Mystérieux, étonnant, fascinant, captivant ? Il en va de même pour les quatre ensembles d’îles volcaniques qui constituent la Réserve naturelle des îles Columbretes. Depuis El Grao, à Castellón de la Plana, il y a des sorties en hirondelle ou en catamaran qui naviguent, amarrent pour visiter l’Illa Grossa – la seule habitée – et permettent de se baigner pour pratiquer le snorkeling (snorkeling). Bien qu’il existe aussi des excursions de plongée sous-marine et d’admirer ses fonds marins spectaculaires, a déclaré une réserve marine.

Un archipel limité au tourisme

Son nom vient de l’expression Colubraria, avec laquelle les premiers navigateurs, Grecs et Latins, l’ont identifié dans leurs cartes de navigation en raison de l’abondance des serpents qu’ils y trouvaient et qui a pratiquement disparu quand ils mettent le feu à l’île pour les terminer. Jusqu’au début du XIXe siècle, les seuls visiteurs étaient des pêcheurs, des contrebandiers ou des pirates, mais la construction d’un phare, inauguré en 1860, commence sa “colonisation”.

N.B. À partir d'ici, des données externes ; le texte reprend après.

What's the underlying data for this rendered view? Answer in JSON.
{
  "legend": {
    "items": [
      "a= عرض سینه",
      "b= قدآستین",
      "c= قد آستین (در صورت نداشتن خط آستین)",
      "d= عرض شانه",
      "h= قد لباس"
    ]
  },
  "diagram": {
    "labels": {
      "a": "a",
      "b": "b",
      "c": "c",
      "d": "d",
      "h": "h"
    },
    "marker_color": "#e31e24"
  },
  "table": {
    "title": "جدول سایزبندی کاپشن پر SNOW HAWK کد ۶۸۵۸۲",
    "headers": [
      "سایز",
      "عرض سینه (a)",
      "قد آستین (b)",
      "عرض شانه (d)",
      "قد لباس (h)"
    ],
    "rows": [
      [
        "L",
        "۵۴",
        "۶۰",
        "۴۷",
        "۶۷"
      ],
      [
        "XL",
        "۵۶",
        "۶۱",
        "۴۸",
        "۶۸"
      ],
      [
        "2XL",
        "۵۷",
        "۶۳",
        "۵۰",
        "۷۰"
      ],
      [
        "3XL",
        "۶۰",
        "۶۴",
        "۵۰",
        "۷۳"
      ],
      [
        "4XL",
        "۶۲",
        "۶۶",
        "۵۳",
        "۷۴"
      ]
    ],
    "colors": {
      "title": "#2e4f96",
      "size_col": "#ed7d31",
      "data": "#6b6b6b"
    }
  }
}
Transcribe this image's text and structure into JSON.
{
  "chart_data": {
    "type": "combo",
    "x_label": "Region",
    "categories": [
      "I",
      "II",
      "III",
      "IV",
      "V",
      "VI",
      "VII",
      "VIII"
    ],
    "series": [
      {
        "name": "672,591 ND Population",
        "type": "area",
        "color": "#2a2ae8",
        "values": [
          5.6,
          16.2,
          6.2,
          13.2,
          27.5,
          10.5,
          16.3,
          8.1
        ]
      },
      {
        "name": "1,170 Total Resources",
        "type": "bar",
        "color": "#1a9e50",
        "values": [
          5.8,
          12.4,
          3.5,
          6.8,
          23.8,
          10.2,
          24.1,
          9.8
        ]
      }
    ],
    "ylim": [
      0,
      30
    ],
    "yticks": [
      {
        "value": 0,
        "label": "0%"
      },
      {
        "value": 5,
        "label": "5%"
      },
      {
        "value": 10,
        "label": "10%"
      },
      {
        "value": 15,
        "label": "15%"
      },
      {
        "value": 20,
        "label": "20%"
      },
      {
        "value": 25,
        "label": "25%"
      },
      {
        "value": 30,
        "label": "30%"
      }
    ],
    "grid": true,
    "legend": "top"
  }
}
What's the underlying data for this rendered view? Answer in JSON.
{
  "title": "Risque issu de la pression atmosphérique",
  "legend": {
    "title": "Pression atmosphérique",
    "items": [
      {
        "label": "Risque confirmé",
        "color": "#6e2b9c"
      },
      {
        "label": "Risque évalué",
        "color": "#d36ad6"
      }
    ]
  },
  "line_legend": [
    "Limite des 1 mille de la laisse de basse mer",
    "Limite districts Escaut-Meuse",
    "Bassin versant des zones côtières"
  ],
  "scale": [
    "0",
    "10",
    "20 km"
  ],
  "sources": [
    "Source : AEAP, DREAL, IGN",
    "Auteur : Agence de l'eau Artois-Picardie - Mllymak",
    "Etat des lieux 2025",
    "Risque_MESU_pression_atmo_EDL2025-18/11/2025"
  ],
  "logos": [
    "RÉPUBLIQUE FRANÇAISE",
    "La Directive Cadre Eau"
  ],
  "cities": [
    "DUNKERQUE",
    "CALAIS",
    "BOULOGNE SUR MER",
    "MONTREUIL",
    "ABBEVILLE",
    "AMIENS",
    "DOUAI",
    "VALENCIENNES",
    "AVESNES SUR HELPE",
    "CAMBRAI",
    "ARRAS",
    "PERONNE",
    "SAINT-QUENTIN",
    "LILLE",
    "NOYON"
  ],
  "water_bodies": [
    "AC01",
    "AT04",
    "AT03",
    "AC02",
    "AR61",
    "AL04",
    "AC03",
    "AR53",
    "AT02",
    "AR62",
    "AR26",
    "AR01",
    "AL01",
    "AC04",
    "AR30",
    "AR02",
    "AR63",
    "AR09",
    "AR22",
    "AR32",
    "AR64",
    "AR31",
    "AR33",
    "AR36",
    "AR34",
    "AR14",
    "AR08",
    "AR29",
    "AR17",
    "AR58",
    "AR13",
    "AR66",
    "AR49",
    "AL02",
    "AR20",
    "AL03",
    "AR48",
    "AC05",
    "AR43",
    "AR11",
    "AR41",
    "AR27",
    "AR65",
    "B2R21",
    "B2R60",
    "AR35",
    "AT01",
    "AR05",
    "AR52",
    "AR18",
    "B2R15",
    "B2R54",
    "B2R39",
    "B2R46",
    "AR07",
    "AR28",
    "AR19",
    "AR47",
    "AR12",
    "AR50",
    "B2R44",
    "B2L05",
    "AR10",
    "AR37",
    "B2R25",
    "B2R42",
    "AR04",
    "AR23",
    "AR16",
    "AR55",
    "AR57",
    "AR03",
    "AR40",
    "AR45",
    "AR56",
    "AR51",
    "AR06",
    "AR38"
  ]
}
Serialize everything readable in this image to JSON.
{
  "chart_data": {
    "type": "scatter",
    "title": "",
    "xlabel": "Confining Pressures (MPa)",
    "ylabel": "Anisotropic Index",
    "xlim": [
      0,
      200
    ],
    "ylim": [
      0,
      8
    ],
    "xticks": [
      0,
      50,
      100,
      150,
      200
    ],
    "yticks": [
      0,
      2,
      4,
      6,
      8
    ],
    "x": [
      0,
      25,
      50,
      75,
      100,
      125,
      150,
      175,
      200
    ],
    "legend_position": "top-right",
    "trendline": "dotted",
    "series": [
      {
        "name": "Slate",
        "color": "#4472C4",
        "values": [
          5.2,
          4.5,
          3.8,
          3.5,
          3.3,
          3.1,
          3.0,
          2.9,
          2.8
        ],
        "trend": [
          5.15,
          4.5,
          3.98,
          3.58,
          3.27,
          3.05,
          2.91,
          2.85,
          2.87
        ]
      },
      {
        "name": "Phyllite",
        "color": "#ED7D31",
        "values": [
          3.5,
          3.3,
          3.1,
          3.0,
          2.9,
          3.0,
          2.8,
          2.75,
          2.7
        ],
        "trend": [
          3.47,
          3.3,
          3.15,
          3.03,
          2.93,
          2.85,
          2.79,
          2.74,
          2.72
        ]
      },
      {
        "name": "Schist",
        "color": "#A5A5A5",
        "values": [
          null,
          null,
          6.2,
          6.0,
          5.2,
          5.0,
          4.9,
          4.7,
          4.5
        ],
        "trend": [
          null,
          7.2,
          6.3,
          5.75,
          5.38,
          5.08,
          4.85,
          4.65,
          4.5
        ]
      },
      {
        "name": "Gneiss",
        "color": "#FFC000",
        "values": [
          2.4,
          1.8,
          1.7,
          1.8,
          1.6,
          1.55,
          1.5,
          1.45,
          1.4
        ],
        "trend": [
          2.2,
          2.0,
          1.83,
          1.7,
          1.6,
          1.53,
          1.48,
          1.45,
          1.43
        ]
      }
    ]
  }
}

Cet archipel, qui célèbre en 2018 trois décennies depuis sa reconnaissance comme Réserve Naturelle par la Generalitat de Valence, est composé de quatre ensembles d’îles d’origine volcanique, dont chacune tire son nom des plus grandes : Illa Grossa, la Ferrara, la Foradada et el Carallot. De toutes, seule la première est habitée et peut être visitée.

En forme de croissant rappelant le Santorin grec, bien que beaucoup plus petit, Illa Grossa est composée de plusieurs cratères enchaînés. À son petit port, Tofiño, sont les bateaux du Grao afin que les visiteurs puissent accéder par son escalier et faire le seul chemin d’interprétation de l’île aux 67 mètres où se trouve le phare.

Les grandes attractions de ces îles sont naturelles : sa faune et sa végétation. Divers oiseaux marins – comme la mouette d’Audouin, le puffin de Cory, le faucon d’Éléonore ou le cormoran touffeté – y trouvent leur nid, tandis que les lézards courent autour du pays. Toutes ces espèces sont cataloguées à différents degrés de protection – des espèces menacées aux espèces vulnérables ou endémiques – d’où l’importance de leur protection.

En dehors de l’Illa Grossa, à la surface de la mer se trouve une autre des îles, la Carallot, qui avec ses 32 mètres de haut est un témoignage géologique fidèle des restes de la cheminée centrale d’un volcan millénaire. Mais l’autre grande attraction des Columbretes – dont la partie émergente occupe 19 hectares – est la fascinante réserve marine de 5 543 hectares qui entoure l’archipel entier. Un monde subaquatique que l’on peut admirer en partie en faisant de la plongée avec tuba, bien que la plongée soit idéale pour mieux connaître ses profondeurs. Pour ce faire, vous devez avoir l’autorisation du ministère de l’Environnement et des Pêches.

Comme il s’agit d’une réserve naturelle, le chiffre maximum de conservation, les Columbretes ont un quota limité de visiteurs quotidiens, 78, qui doivent faire la visite guidée en groupes jusqu’à 20 personnes. Les heures de visite à Illa Grossa sont : 10.30, 12.00, 13.30, 17.00 et 18.30. La période de 12h00 à 15h00 est réservée aux hirondelles. Ces visites doivent être contractualisées avec les entreprises privées qui les organisent, qui sont celles qui ont les quotas attribués : 40 pour les hirondelles, 20 pour les charters et 18 pour les particuliers.

Le Centre d’information de la Réserve naturelle des îles, situé dans le Grao Planetarium, offre plus de détails sur ces visites ainsi qu’une exposition sur les îles et le monde de la pêche, et diverses campagnes éducatives relatives à ces îles. Il y a aussi un service d’audio-guide, avec la voix d’un pêcheur, une salle de projection où sont proposés des vidéos et audiovisuels qui sont un excellent préambule avant de prendre la mer à la poursuite des Columbretes.